Neg Mawon. Photo courtesy of Women in Charge
Farmer writes that as a physician there is a continuing tension between serving those right in front of you and seeking to reduce the longer-term risk of others ending up in the same situation. He refers to this as the tension between Praxis and Policy. Health care workers make good decisions one patient at a time (good Praxis), but the social situation never changes and the patients never stop coming (public Policy problem). As an example, Farmer quotes a physician with Medicines Sans Frontiers (MSF) who wrote that after the start of the cholera epidemic, Haitians were deluged with text messages to wash before eating but they were still obliged to bathe their children in largely untreated sewer water.
Farmer reports that in other parts of the world where large populations suffered natural or war-related disaster, that the average displaced person spends over a decade in a "temporary" settlement.
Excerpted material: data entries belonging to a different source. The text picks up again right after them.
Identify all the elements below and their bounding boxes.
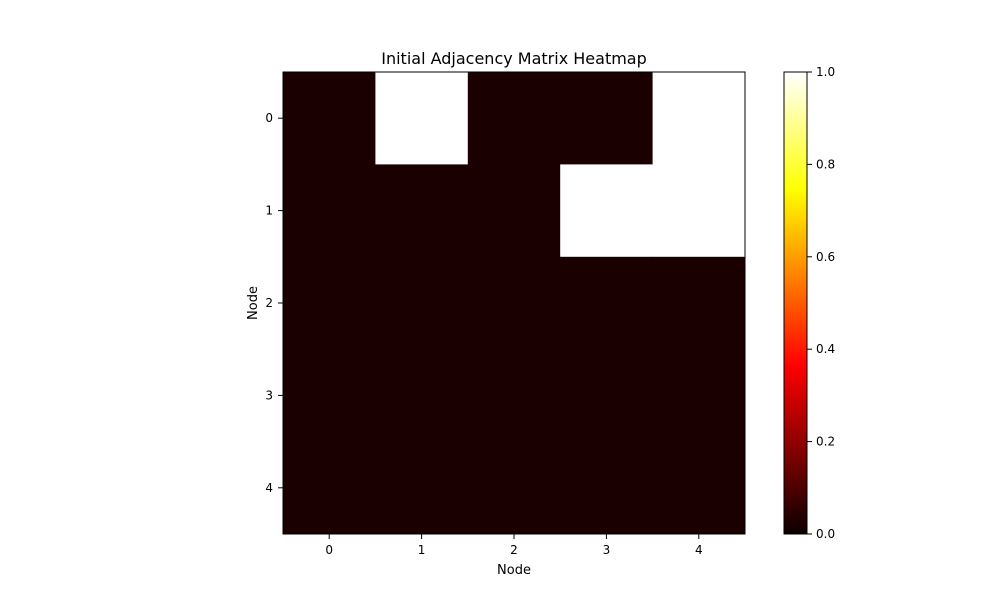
heatmap-cell xyxy=(283,441,376,535)
colorbar-tick-label: 0.6 xyxy=(816,250,835,264)
x-axis-label: Node xyxy=(497,563,531,578)
colorbar xyxy=(783,71,808,535)
heatmap-cell xyxy=(375,441,469,535)
heatmap-cell xyxy=(652,72,746,165)
heatmap-cell xyxy=(467,349,561,443)
colorbar-tick-label: 1.0 xyxy=(816,65,835,79)
heatmap-cell xyxy=(467,164,561,258)
heatmap-cell xyxy=(283,72,376,165)
y-axis-ticks: 0 1 2 3 4 xyxy=(265,111,283,495)
y-tick-label: 2 xyxy=(265,296,273,310)
x-tick-label: 2 xyxy=(510,543,518,557)
chart-title: Initial Adjacency Matrix Heatmap xyxy=(381,49,647,68)
heatmap-cell xyxy=(283,164,376,258)
x-axis-ticks: 0 1 2 3 4 xyxy=(325,534,703,557)
heatmap-cell xyxy=(560,164,654,258)
y-tick-label: 0 xyxy=(265,111,273,125)
heatmap-cell xyxy=(283,256,376,350)
y-tick-label: 3 xyxy=(265,388,273,402)
colorbar-tick-label: 0.2 xyxy=(816,435,835,449)
heatmap-cell xyxy=(375,349,469,443)
x-tick-label: 4 xyxy=(695,543,703,557)
heatmap-cell xyxy=(560,441,654,535)
y-tick-label: 1 xyxy=(265,204,273,218)
colorbar-ticks: 0.0 0.2 0.4 0.6 0.8 1.0 xyxy=(807,65,835,541)
heatmap-cell xyxy=(560,256,654,350)
heatmap-cell xyxy=(283,349,376,443)
heatmap-cell xyxy=(652,349,746,443)
heatmap-cells xyxy=(283,72,746,535)
heatmap-cell xyxy=(560,72,654,165)
x-tick-label: 1 xyxy=(418,543,426,557)
colorbar-tick-label: 0.0 xyxy=(816,527,835,541)
x-tick-label: 0 xyxy=(325,543,333,557)
x-tick-label: 3 xyxy=(603,543,611,557)
heatmap-cell xyxy=(652,441,746,535)
heatmap-cell xyxy=(467,72,561,165)
heatmap-cell xyxy=(652,164,746,258)
heatmap-cell xyxy=(560,349,654,443)
heatmap-cell xyxy=(375,72,469,165)
heatmap-cell xyxy=(467,256,561,350)
heatmap-cell xyxy=(375,256,469,350)
y-tick-label: 4 xyxy=(265,481,273,495)
heatmap-cell xyxy=(375,164,469,258)
heatmap-cell xyxy=(652,256,746,350)
colorbar-tick-label: 0.8 xyxy=(816,157,835,171)
y-axis-label: Node xyxy=(246,286,261,320)
colorbar-tick-label: 0.4 xyxy=(816,342,835,356)
heatmap-cell xyxy=(467,441,561,535)
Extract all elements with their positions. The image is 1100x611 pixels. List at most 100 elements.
Haiti is a Republic of NGOs. Even before the quake there were more Non-Governmental Organizations (NGOs) per capita in Haiti than in any other country except India. Farmer suggests that aid from NGOs has had much less impact than desired because the NGOs do not report to the government, there is no communication and collaboration between NGOs, and that for some of the NGOs, the mission of the organization, albeit intended as well meaning, has served other non-Haitian, non-productive goals, and has actually created problems. Farmer references "Alms Dealers," an essay by Philip Gourevitch, in the New Yorker. Gourevitch wrote, NGOs are "Sowing horror to reap aid, and reaping aid to sow horror."
The Duvalier dictatorship ended in 1986. Notwithstanding billions of dollars in AID, there has been little if any progress in Haiti. Farmer asks the question, What has gone wrong in four decades? One of his answers is that only a tiny percent of the aid money has been under the control of the government. Without money, the government has been powerless to help. Farmer points out that in 2002, the government budget for Haiti, a country of almost 10 million, was a quarter of the budget for the Harvard University hospital where he works!
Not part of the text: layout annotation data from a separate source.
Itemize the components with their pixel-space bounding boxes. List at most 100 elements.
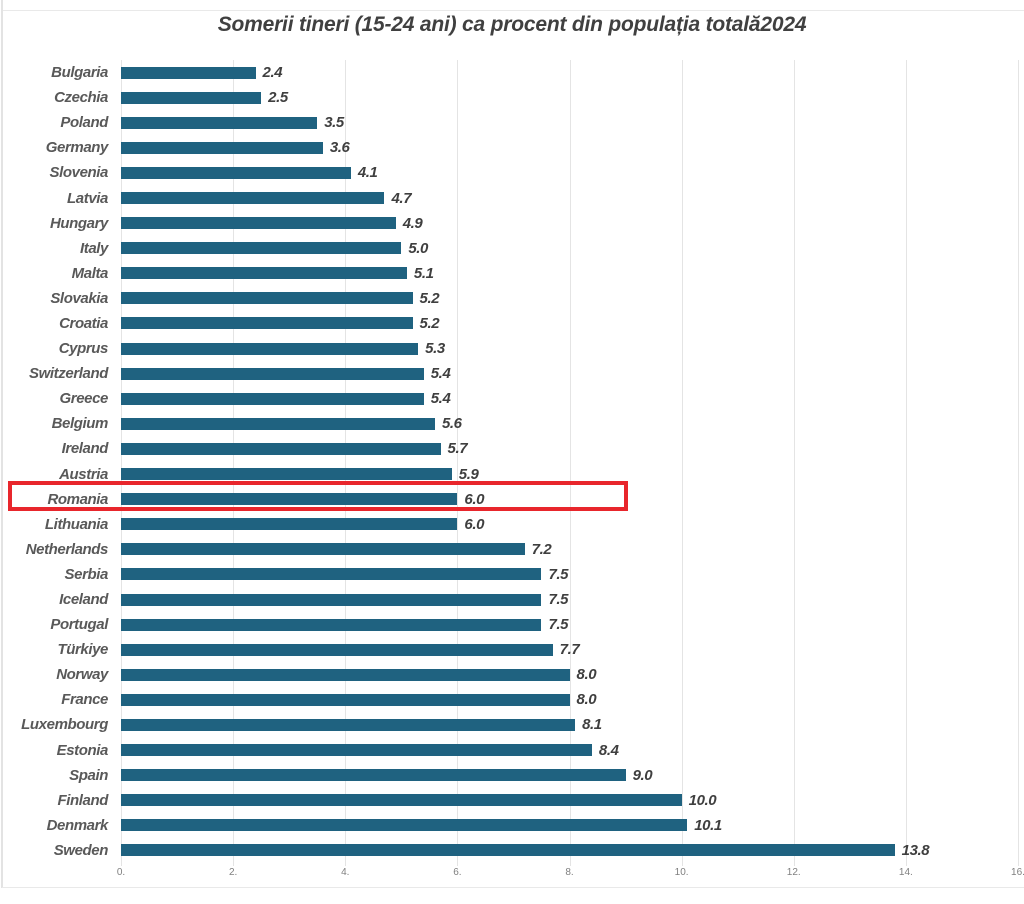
bar-track: 7.2: [121, 541, 1018, 558]
value-label: 5.4: [430, 390, 451, 408]
gridline: [457, 60, 459, 866]
value-label: 5.4: [430, 365, 451, 383]
bar-track: 8.1: [121, 716, 1018, 733]
value-label: 2.5: [268, 89, 288, 107]
sheet-border-bottom: [2, 887, 1024, 888]
value-label: 10.0: [688, 791, 717, 809]
country-label: Croatia: [59, 314, 108, 332]
country-label: Portugal: [50, 616, 108, 634]
bar: [121, 844, 895, 857]
value-label: 5.3: [425, 340, 445, 358]
gridline: [345, 60, 347, 866]
country-label: Austria: [59, 465, 108, 483]
bar-row: Poland 3.5: [0, 110, 1024, 135]
bar: [121, 367, 424, 380]
country-label: Slovakia: [50, 289, 108, 307]
value-label: 4.7: [391, 189, 412, 207]
bar-row: Slovakia 5.2: [0, 286, 1024, 311]
bar-track: 5.9: [121, 466, 1018, 483]
bar: [121, 217, 396, 230]
country-label: Denmark: [46, 816, 109, 834]
chart-title: Somerii tineri (15-24 ani) ca procent di…: [217, 13, 807, 36]
bar: [121, 141, 323, 154]
value-label: 8.0: [576, 691, 597, 709]
bar-track: 5.6: [121, 415, 1018, 432]
value-label: 3.5: [324, 114, 344, 132]
bar-track: 10.1: [121, 817, 1018, 834]
bar: [121, 643, 553, 656]
bar: [121, 242, 402, 255]
bar-row: Latvia 4.7: [0, 185, 1024, 210]
bar-rows: Bulgaria 2.4 Czechia 2.5 Poland 3.5 Germ…: [0, 60, 1024, 863]
bar-track: 7.5: [121, 591, 1018, 608]
gridline: [569, 60, 571, 866]
bar-track: 8.0: [121, 691, 1018, 708]
country-label: Latvia: [67, 189, 108, 207]
country-label: Hungary: [49, 214, 108, 232]
bar-track: 4.7: [121, 190, 1018, 207]
sheet-border-left: [1, 0, 3, 888]
value-label: 4.1: [357, 164, 378, 182]
bar-track: 5.3: [121, 340, 1018, 357]
value-label: 5.6: [441, 415, 462, 433]
bar-row: Iceland 7.5: [0, 587, 1024, 612]
x-tick-label: 12.: [786, 867, 801, 878]
x-tick-label: 6.: [453, 867, 462, 878]
bar: [121, 693, 570, 706]
bar-row: Portugal 7.5: [0, 612, 1024, 637]
bar: [121, 568, 542, 581]
x-tick-label: 10.: [674, 867, 689, 878]
bar-row: Switzerland 5.4: [0, 361, 1024, 386]
bar-track: 7.7: [121, 641, 1018, 658]
value-label: 7.5: [548, 591, 569, 609]
bar-row: Hungary 4.9: [0, 211, 1024, 236]
bar-row: Lithuania 6.0: [0, 512, 1024, 537]
value-label: 8.1: [582, 716, 602, 734]
bar-track: 5.0: [121, 240, 1018, 257]
bar-track: 5.4: [121, 365, 1018, 382]
country-label: Ireland: [61, 440, 109, 458]
bar-row: Estonia 8.4: [0, 738, 1024, 763]
value-label: 6.0: [464, 490, 485, 508]
country-label: Bulgaria: [51, 64, 108, 82]
bar-row: Finland 10.0: [0, 788, 1024, 813]
bar-row: Germany 3.6: [0, 135, 1024, 160]
bar: [121, 192, 385, 205]
bar: [121, 116, 318, 129]
bar-row: Sweden 13.8: [0, 838, 1024, 863]
value-label: 9.0: [632, 766, 653, 784]
country-label: Germany: [45, 139, 109, 157]
bar-track: 5.7: [121, 440, 1018, 457]
bar-row: France 8.0: [0, 687, 1024, 712]
bar: [121, 819, 688, 832]
x-tick-label: 2.: [228, 867, 238, 878]
bar-track: 2.4: [121, 64, 1018, 81]
bar-row: Serbia 7.5: [0, 562, 1024, 587]
bar: [121, 166, 351, 179]
bar-row: Ireland 5.7: [0, 436, 1024, 461]
value-label: 8.0: [576, 666, 597, 684]
bar: [121, 593, 542, 606]
bar: [121, 618, 542, 631]
bar: [121, 518, 458, 531]
bar-row: Norway 8.0: [0, 662, 1024, 687]
bar-track: 10.0: [121, 792, 1018, 809]
sheet-border-top: [2, 10, 1024, 11]
bar: [121, 794, 682, 807]
bar-row: Denmark 10.1: [0, 813, 1024, 838]
value-label: 7.2: [531, 540, 552, 558]
bar-track: 8.4: [121, 742, 1018, 759]
value-label: 5.7: [447, 440, 468, 458]
gridline: [905, 60, 907, 866]
gridline: [121, 60, 122, 866]
value-label: 8.4: [598, 741, 619, 759]
bar-track: 2.5: [121, 89, 1018, 106]
bar-row: Italy 5.0: [0, 236, 1024, 261]
x-tick-label: 4.: [341, 867, 350, 878]
bar-row: Croatia 5.2: [0, 311, 1024, 336]
bar: [121, 91, 262, 104]
country-label: Cyprus: [58, 340, 109, 358]
bar: [121, 668, 570, 681]
bar: [121, 769, 626, 782]
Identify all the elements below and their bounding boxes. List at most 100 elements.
Haiti was once the world's leading exporter of sugar, but now is a net importer. A local refinery produces only 2% of the sugar that is consumed in the country. Farmer asks what happened to this thriving industry? One of his answers is that less expensive and foreign subsidized sugar has undercut the local market. The same phenomena happened after the quake with rice, another important local crop.
The victims should be allowed to speak for themselves. For their entire history, others have routinely spoken for the common Haitian. First as slaves, then as free men but under the oppression of a series of dictators, then as citizens but without an effective government and at the mercy of bureaucratic and often ineffective NGOs.
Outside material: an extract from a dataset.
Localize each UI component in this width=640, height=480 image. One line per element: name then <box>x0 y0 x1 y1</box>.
Farmer makes some suggestions to turn the corner and to make progress. He recommends that NGOs be integrated into the public sector. The plans and operations of the NGOs should be approved by the government. He also recommends that a freely elected democratic government should be allowed to control the humanitarian aid money and to pursue reconstruction policies made by the elected members.
Farmer writes very favourably about former President Bill Clinton's support for Haiti. Two of Clinton's phrases resonated with Farmer. Build Back Better and Get Stuff Done (GSD). Farmer took the GSD message to heart. PIH will soon open a new modern state-of-the-art teaching hospital in Mirebalais, the largest town in Haiti's Central Plateau.